Barack Obama ha vinto il premio nobel per la pace...

alla faccia di questi tizi qui

08 ottobre 2009

Lodi, lodi, lodi...

L'italiano è uguale per tutti ma non la sua declinazione, ebbe ad essere convinzione di questa cosa qui e per questa motivo, essendo che sono una delle quattro più alte cariche di questo blog me medesimo si può permettere che può scrive come meglio è sicuro che serve a voi lettori che ce lo so che sette su dieci di voi sono come me che se invece adesso ci erano quelli che l'italiano seguono tutte le regole. Adesso sapessimo tutti come sarebbe questo blog qui medesimo esso, e il 72% dei blog sono in mano a professori di italiano e ci sono un minoranza di amministratori di blogger che sono di splinder e vengono contro un blog leggittimamente creato. Non mi interessa che l'accademia della crusca disse che l'italiano debbe essere uguale ed usato uguale io va avanti e non ascolta quello che dice De Mauro che si conobbe lui come la pensasse.

28 settembre 2009

Heavy Cross



"It's a cruel cruel world, to face on your own,
A heavy cross, to carry alone,
The lights are on, but everyone's gone,
And it's cruel"

Si rese conto che ognuno ha la sua croce mesi fa mentre, radendosi, si guardò negli occhi e sprofondò, non bisognerebbe mai guardare troppo nell'abisso chè quello guarda dentro di noi poi, no? Non era Nice che diceva così? Ma farsi troppe domande è inutile quando si è di passaggio e si è sempre di passaggio, è la nostra condizione.

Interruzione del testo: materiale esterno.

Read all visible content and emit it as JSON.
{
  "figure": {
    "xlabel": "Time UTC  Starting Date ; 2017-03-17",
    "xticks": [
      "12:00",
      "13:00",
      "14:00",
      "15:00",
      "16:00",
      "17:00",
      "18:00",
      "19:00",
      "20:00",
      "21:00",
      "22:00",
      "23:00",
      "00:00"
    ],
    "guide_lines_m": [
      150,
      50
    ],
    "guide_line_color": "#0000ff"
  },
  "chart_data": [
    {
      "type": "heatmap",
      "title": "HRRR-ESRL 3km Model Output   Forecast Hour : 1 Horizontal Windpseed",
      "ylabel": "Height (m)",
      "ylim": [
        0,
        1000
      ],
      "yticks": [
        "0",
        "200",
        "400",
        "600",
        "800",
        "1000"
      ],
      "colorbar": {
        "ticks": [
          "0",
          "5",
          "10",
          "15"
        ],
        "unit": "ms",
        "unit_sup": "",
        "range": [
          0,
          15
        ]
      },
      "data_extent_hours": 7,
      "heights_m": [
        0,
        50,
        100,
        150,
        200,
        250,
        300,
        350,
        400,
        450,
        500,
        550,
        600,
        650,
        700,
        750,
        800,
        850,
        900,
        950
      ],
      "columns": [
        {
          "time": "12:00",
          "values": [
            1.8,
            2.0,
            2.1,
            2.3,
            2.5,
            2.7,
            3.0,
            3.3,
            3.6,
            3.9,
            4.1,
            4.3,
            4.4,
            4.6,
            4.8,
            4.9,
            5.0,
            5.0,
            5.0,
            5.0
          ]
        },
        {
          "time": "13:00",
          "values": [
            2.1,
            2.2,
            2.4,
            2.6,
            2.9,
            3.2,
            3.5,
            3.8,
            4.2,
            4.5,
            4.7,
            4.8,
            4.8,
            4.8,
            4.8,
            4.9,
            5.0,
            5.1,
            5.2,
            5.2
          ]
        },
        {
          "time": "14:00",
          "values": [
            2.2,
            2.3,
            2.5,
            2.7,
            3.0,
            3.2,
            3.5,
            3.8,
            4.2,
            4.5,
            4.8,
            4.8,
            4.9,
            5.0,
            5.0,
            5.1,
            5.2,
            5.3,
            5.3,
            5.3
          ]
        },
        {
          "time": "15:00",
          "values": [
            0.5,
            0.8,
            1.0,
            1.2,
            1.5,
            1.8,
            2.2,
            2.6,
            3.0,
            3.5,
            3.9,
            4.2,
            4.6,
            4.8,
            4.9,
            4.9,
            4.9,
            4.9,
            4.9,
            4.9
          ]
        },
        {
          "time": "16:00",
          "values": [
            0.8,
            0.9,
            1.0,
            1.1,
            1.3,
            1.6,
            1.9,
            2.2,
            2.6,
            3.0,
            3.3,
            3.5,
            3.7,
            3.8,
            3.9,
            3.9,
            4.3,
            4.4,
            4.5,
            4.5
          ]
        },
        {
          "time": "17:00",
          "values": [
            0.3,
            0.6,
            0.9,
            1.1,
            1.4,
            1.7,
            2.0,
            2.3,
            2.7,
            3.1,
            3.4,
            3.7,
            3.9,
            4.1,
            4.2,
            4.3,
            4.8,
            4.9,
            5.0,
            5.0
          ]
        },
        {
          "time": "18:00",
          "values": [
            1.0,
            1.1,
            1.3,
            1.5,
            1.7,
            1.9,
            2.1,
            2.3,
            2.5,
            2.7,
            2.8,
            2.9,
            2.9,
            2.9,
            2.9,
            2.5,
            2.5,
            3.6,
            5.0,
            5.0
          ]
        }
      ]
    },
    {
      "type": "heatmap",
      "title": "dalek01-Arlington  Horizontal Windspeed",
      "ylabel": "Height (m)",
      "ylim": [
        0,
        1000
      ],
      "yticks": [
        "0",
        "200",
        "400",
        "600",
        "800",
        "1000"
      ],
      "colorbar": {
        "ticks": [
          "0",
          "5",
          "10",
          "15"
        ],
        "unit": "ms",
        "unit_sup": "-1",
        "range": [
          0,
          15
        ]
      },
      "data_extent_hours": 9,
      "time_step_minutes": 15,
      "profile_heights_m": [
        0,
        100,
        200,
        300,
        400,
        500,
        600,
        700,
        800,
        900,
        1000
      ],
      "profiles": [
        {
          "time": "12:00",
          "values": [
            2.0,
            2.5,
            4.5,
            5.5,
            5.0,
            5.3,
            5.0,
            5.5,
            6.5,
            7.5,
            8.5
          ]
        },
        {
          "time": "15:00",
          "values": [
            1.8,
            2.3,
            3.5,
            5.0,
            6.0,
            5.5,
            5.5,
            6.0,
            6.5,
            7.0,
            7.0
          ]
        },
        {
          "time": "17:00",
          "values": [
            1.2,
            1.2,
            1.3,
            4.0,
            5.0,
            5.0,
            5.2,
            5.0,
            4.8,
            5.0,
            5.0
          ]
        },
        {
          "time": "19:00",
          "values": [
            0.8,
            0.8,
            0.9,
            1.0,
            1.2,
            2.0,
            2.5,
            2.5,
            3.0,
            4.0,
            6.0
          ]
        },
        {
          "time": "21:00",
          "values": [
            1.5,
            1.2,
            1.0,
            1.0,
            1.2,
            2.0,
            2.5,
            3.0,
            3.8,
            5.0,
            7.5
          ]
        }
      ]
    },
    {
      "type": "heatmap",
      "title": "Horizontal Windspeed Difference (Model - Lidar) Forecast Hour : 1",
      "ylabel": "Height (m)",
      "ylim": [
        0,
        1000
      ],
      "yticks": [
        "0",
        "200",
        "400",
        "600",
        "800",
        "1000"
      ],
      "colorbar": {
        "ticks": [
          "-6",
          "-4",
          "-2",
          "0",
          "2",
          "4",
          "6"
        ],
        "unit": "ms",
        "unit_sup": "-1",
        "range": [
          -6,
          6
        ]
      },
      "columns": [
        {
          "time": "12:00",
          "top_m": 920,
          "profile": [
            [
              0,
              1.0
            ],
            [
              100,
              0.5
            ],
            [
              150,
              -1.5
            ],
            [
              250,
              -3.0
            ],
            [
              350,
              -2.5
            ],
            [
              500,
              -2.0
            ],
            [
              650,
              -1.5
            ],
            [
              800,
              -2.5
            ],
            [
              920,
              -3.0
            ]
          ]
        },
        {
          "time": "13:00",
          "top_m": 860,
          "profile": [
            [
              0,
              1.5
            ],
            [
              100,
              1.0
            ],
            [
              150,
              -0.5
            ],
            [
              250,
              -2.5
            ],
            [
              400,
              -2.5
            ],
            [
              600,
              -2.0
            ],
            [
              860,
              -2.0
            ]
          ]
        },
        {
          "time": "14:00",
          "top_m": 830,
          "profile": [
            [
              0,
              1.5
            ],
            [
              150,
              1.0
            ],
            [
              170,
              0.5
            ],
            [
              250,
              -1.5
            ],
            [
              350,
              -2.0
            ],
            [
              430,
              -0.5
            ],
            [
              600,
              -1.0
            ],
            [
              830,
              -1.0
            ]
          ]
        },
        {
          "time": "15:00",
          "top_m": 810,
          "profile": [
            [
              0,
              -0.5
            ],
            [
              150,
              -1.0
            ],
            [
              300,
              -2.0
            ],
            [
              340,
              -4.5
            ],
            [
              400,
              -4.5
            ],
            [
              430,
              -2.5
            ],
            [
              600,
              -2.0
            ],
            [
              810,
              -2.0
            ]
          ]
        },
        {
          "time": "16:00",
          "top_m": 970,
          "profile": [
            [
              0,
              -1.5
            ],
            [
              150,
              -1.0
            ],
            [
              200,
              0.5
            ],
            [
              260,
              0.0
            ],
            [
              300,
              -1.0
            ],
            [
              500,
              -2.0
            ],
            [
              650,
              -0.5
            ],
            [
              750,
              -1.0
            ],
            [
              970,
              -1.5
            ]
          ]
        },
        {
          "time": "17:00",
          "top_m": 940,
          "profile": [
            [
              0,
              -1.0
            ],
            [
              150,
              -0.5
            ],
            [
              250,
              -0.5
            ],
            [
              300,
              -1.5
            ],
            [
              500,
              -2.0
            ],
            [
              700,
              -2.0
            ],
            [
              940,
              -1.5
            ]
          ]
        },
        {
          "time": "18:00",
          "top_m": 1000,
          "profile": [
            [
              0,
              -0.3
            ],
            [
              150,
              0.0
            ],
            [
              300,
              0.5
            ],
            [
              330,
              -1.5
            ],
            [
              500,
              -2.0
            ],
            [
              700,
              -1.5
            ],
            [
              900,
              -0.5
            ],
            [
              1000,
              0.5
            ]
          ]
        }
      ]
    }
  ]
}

Non muoveva un muscolo della faccia, una statua di sale, spariva la schiuma e riappariva la pelle ed intanto metteva apposto se stesso nei suoi ripostigli, troppo semplice essere uno ed uno solo talmente semplice che in realtà è impossibile, siamo fatti di infinitesimi che si sommano all'infinito e se non ci rendiamo conto che abbiamo la forma dell'acqua, come diceva Camilleri, se non ci rendiamo conto di questo, beh, possiamo solo diventare pazzi ed andare ad allungare la fila di quelli che si creano una routine giorno per giorno come molliche di pane per ritrovare la strada. Tant'è, si disse, che la mia vita è una routine in cui, ogni giorno, torno a casa per una strada diversa e guardo facce diverse. Ma qual'era la sua croce? Qual'era la pesantezza del mondo crudele che si era caricato sulle spalle? L'incertezza nonostante delle basi salde, il futuro che faceva paura a lui più di quanta ne facesse a chi non ha le sue stesse fondamenta; lo straniamento, quel senso di essere altro anche quando si è uguali e pure la consapevolezza che non è fatto di una sola musica ma di spartiti diversi che troppo spesso suonano insieme in una cacofonia di strumenti musicali, era musica da camera a volume troppo alto, era quella la sua croce, essere la musica diversa dal contesto che alle volte suona bene alle volte suona male, dipende dall'orecchio che ascolta. Era questa la sua croce e lui, di buon grado se ne era fatto carico spostandola, ogni tanto, da una spalla all'altra.

23 settembre 2009

Notte sovrapensiero

...solo una parte infinitesima, un microcosmo di emozioni e poi tutto tace e si mescola al silenzio fuori e si confonde con il buio intorno. La memoria diventa un'ipotesi fatta di macchie immerse nel nulla, sprazzi di immagini apparse per sbaglio e mezzi sorrisi raccontati a se stessi. Felicità scordate, accantonate in un ripostiglio in mezzo alla notte, ci cullano lontane da sguardi indiscreti. Ci domandiamo il motivo di noi, quello che siamo diventati giorno dopo giorno, infinitesimo dopo infinitesimo...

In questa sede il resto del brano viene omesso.